Erstellt am 09. Januar 2016, 05:33

von Karl Braun

Kein Interesse für Gföhler Zielpunkt?. Nach der Insolvenz von Zielpunkt konnten für 112 Filialen, darunter jene in Gföhl, keine Interessenten gefunden werden.

Die Zielpunkt-Filiale Gföhl muss nach 17 Jahren zusperren, weil sich, sehr zum Leidwesen der Mitarbeiterinnen Anna Strasser, Filialleiterin Sonja Pritz und Ingrid Weber, keine Interessenten gefunden haben.  |  NOEN, Karl Braun

Für 112 Zielpunktfilialen österreichweit konnten bis Jahresende keine Interessenten gefunden werden. „Daher ist ein Fortbetrieb der betroffenen Filialstandorte nicht möglich und hat der Insolvenzverwalter die Schließung dieser Filialen am Handelsgericht Wien beantragt“, heißt es in einer Aussendung des Kreditschutzverbandes (KSV) von 1870.

Unter den betroffenen 1.250 Dienstnehmern mussten auch die zehn Mitarbeiterinnen der Filiale in Gföhl diese traurige Tatsache hinnehmen. „Wir waren bis zuletzt der Meinung, dass wir davon nicht betroffenen sind, weil Gföhl ganz gut gelaufen ist“, hofft Filialleiterin Sonja Pritz, die mit ihren Kolleginnen, mit denen sie in den letzten Jahren zu einem guten Team zusammengewachsen ist, doch noch auf eine Lösung.

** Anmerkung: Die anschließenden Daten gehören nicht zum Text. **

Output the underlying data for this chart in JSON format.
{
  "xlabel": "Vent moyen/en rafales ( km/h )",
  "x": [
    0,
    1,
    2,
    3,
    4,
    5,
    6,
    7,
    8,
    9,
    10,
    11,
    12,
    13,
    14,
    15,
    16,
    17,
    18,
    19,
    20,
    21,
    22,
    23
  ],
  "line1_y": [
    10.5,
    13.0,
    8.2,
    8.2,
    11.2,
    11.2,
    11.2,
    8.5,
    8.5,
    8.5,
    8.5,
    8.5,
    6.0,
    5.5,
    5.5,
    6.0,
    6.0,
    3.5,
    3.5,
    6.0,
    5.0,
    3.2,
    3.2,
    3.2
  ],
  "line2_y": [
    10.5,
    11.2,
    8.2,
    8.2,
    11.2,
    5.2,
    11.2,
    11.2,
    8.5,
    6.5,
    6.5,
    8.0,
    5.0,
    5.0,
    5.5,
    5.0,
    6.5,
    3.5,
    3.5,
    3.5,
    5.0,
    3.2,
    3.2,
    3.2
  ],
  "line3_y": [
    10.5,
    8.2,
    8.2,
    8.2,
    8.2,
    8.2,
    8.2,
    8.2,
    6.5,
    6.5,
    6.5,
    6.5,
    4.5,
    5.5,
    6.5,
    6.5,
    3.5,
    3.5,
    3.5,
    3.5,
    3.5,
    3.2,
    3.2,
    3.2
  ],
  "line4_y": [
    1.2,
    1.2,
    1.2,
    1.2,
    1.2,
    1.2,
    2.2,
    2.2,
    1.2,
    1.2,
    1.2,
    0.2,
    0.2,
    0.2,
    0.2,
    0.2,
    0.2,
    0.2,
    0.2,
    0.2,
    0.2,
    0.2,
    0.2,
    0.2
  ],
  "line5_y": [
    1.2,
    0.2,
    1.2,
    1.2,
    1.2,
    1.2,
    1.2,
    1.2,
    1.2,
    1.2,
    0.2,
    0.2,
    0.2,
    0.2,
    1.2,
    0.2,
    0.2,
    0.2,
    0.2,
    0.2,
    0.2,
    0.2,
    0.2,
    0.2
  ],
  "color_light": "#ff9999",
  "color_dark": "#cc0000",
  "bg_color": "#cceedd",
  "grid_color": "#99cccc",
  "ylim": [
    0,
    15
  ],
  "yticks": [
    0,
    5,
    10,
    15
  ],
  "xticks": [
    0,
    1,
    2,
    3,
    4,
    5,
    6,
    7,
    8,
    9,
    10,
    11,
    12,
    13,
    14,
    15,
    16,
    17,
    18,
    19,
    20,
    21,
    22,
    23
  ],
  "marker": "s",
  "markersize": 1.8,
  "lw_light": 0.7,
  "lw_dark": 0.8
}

"Stammkunden werden uns fehlen"

Die Zielpunktfiliale in Gföhl war vor 17 Jahren gebaut worden, Sonja Pritz war von Anfang an dabei. „Uns werden nach dem 2. Jänner, dem letzten Arbeitstag, unsere Stammkunden fehlen, zu denen wir in all diesen Jahren gute Kontakte aufgebaut haben“, so Pritz.

Große Sorge der Mitarbeiterinnen, von denen zwei knapp vor der Pension stehen, ist es, wieder am angespannten Arbeitsmarkt unterzukommen.

Die Nahversorgung bleibt in Gföhl durch Billa, Spar und Lagerhaus jedenfalls gesichert.